Wednesday, July 29, 2009

PNG/Fulbright Update

Today I received a reply to my inquiries at the Papua New Guinea University of Technology. They are considering my proposal (only briefly sketched out at this point) for an "affiliation" for the purpose of my pursuing a Fulbright Fellowship. Although I don't feel particularly confident in my ability to obtain this prestigious grant, I have to admit that I felt the same way when applying to the University of Texas, and again when applying to Texas Tech. In other words, history has taught me not to discount my chances when pursuing things that I am passionate about and that really make sense to me. What am I trying to do here? Well, it's a bit complicated but I shall try to explain.

Some of you may know that I've been pursuing a business opportunity in Papua New Guinea for some 8 months or so now (Herries-ETS). It's been slow going and although I remain confident in our chances, we have not received any indication that we are going to be successful. Nope, I'm not giving up...nothing like that. However, at the same time I am also pursuing my education with a vengeance. Classes at Texas Tech start in just a couple of weeks, I have already read 2 textbooks in preparation for class, and I stumbled across something that sounds incredibly like an opportunity I could take advantage of. It is called a Fulbright Scholarship. Basically, it works like this...

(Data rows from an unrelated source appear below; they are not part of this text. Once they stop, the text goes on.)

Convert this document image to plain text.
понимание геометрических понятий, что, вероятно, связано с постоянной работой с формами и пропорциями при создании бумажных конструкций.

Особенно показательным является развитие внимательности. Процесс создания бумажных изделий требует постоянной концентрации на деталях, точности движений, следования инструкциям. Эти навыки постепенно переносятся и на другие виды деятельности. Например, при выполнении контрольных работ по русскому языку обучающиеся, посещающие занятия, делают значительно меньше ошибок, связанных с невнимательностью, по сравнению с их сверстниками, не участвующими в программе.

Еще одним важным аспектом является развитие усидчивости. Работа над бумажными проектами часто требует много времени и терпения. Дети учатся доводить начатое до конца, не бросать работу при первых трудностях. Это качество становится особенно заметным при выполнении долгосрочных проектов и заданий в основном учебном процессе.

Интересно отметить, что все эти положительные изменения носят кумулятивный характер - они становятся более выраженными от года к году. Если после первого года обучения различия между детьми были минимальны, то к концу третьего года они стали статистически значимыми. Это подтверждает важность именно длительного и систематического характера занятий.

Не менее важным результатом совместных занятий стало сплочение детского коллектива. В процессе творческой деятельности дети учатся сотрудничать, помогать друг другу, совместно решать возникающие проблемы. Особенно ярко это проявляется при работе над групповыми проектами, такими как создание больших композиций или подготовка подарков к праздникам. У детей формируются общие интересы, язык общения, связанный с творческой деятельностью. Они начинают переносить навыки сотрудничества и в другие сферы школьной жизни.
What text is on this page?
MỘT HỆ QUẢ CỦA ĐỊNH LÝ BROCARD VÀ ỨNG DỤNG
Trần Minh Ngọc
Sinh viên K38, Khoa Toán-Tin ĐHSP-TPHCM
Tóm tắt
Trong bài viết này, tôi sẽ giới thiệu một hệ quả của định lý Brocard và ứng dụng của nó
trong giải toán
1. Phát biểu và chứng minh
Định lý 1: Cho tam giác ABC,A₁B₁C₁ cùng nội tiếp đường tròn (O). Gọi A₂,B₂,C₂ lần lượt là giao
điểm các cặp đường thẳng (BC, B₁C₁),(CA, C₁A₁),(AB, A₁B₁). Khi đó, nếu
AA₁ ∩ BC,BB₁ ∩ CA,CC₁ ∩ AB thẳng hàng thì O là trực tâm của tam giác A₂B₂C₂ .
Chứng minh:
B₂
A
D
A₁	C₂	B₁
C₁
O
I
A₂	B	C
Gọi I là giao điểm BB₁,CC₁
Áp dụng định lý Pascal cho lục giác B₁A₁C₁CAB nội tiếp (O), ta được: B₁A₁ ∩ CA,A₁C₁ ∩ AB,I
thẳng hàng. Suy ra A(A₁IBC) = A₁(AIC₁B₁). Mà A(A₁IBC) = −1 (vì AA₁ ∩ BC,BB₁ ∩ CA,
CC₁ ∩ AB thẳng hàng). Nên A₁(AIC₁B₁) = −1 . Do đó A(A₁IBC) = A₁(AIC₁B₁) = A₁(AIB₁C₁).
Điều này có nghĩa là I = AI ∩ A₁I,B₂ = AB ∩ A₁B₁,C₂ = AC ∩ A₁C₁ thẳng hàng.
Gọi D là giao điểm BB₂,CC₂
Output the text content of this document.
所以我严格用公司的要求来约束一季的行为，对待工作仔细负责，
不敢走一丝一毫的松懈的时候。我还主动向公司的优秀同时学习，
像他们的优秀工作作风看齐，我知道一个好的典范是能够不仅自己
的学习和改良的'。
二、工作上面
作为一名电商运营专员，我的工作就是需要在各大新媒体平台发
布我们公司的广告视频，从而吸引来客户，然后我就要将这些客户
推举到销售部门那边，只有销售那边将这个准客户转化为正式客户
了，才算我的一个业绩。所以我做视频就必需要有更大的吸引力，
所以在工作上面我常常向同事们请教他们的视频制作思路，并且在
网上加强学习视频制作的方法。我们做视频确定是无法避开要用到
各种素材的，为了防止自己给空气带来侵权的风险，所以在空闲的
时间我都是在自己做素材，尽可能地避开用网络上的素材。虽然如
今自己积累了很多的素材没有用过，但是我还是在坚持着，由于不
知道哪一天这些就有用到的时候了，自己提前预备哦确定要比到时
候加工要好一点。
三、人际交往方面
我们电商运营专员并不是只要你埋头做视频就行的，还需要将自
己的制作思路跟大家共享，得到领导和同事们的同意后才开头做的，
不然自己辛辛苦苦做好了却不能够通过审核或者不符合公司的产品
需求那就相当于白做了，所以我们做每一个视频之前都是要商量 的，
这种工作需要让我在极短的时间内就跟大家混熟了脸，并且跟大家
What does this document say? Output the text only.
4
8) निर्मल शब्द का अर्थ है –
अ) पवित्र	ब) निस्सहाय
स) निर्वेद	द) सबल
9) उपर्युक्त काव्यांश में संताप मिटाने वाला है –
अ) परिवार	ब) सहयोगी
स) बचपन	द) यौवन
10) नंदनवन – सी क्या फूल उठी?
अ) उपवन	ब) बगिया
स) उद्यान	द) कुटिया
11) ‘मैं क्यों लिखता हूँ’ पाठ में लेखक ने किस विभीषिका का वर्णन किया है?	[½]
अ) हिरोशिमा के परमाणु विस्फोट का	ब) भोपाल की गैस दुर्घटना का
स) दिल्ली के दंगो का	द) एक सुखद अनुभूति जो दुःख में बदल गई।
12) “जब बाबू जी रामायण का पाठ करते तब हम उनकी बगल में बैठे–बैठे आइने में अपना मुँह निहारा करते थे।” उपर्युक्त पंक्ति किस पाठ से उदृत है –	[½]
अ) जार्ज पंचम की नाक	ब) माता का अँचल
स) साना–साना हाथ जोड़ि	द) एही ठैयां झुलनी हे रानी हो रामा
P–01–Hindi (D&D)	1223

Someone who is pursuing a PhD and would like to include research and/or teaching opportunities in a foreign country picks a country, makes contact with a university there, prepares a proposal for work to be done, and submits it all to the US government. Oh yes, this entire process has to be complete by October 1. The government takes a few months to review all the applications then selects those that will move forward in the process by January 2010. After that, some final work, fine-tuning, clarification and I believe interviews may be involved, then the final Fellowship recipients are announced. The winners pack their bags in August 2010, board a plane, and on the US government's dime, head to the country of their choice for a year of research, teaching, involvement in local activities and more.

Why PNG? Well, the truth is that I have actually come to love what I've found out about the country. I have made acquaintances there, have read everything I can find about it, and am deeply intrigued by what is happening in that country. But more than that, I worry about the potential negative impacts of the recent "boom" in oil and gas prospects occurring in that country. I mean, what wonderful opportunity for the country to grow, develop, and enhance the opportunities of the local workforce. But like my other favorite foreign study, Nigeria, what an opportunity for things to go wrong.

Anyway, for my crazy mixed-up life, for my sense of adventure, for my desire to make a difference in a small way somewhere in the world, and for my new-found love of PNG, I am going to give this my best effort. I REALLY would love to move there for a year, teach at the local college, learn from the experience, and enhance my PhD studies with what I learn. I really want to do this. It's a long road with lots of room for mistep, but I'm going to go for it. I hope you'll follow along and see what happens!